A Book of Myths
Page: 103While the sun shone and the herdsmen could see the nodding white cotton-grass, the asphodel, and the golden kingcups that hid the black death-traps of the pitiless marshes, they had no fear of Pan. Nor in the daytime, when in the woods the sunbeams played amongst the trees and the birds sang of Spring and of love, and the syrinx sent an echo from far away that made the little silver birches give a whispering laugh of gladness and the pines cease to sigh, did man or maid have any fear. Yet when darkness fell on the land, terror would come with it, and, deep in their hearts, they would know that the terror was Pan. Blindly, madly, they would flee from something that they could not see, something they could barely hear, and many times rush to their own destruction. And there would be no sweet sound of music then, only mocking laughter. Panic was the name given to this fear—the name by [Pg 214] which it still is known. And, to this day, panic yet comes, and not only by night, but only in very lonely places. There are those who have known it, and for shame have scarce dared to own it, in highland glens, in the loneliness of an island in the western sea, in a green valley amongst the “solemn, kindly, round-backed hills” of the Scottish Border, in the remoteness of the Australian bush. They have no reasons to give—or their reasons are far-fetched. Only, to them as to Mowgli, Fear came, and the fear seemed to them to come from a malignant something from which they must make all haste to flee, did they value safety of mind and of body. Was it for this reason that the Roman legionaries on the Great Wall so often reared altars in that lonely land of moor and mountain where so many of them fought and died—
For surely Pan was there, where the curlew cried and the pewit mourned, and sometimes the waiting soldiers must almost have imagined his mocking laughter borne in the winds that swept across the bleak hills of their exiled solitude.

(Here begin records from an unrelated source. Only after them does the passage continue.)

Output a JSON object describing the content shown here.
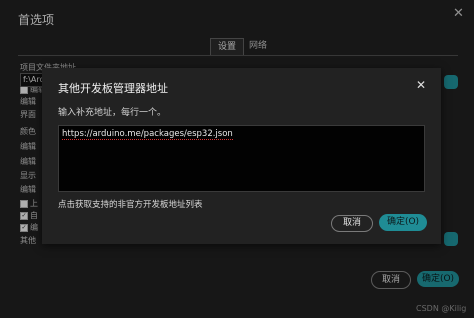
{
  "preferences": {
    "title": "首选项",
    "close_glyph": "✕",
    "tabs": [
      {
        "label": "设置",
        "active": true
      },
      {
        "label": "网络",
        "active": false
      }
    ],
    "background_labels": [
      "项目文件夹地址",
      "编辑",
      "界面",
      "颜色",
      "编辑",
      "编辑",
      "显示",
      "编辑",
      "上",
      "自",
      "编",
      "其他"
    ],
    "sketchbook_path_partial": "f:\\Arc",
    "cancel_label": "取消",
    "ok_label": "确定(O)"
  },
  "dialog": {
    "title": "其他开发板管理器地址",
    "close_glyph": "✕",
    "hint": "输入补充地址，每行一个。",
    "urls": "https://arduino.me/packages/esp32.json",
    "link_text": "点击获取支持的非官方开发板地址列表",
    "cancel_label": "取消",
    "ok_label": "确定(O)"
  },
  "watermark": "CSDN @Kilig",
  "colors": {
    "accent": "#1f8c95",
    "window_bg": "#1f1f1f",
    "dialog_bg": "#222222",
    "textarea_bg": "#020202"
  }
}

He who was surely one of the bravest of mankind, one who always, in his own words, “clung to his paddle,” writes of such a fear when he escaped death by drowning from the Oise in flood.
“The devouring element in the universe had leaped out against me, in this green valley quickened by a running stream. The bells were all very pretty in their way, but I had heard some of the hollow notes of Pan’s [Pg 215] music. Would the wicked river drag me down by the heels, indeed? and look so beautiful all the time? Nature’s good humour was only skin-deep, after all.”
And of the reeds he writes: “Pan once played upon their forefathers; and so, by the hands of his river, he still plays upon these later generations down all the valley of the Oise; and plays the same air, both sweet and shrill, to tell us of the beauty and the terror of the world.”
“The Beauty and the terror of the world”—was not this what Pan stood for to the Greeks of long ago?
The gladness of living, the terror of living—the exquisite joy and the infinite pain—that has been the possession of Pan—for we have not yet found a more fitting title—since ever time began. And because Pan is as he is, from him has evolved a higher Pantheism. We have done away with his goat’s feet and his horns, although these were handed on from him to Satan when Christianity broke down the altars of Paganism.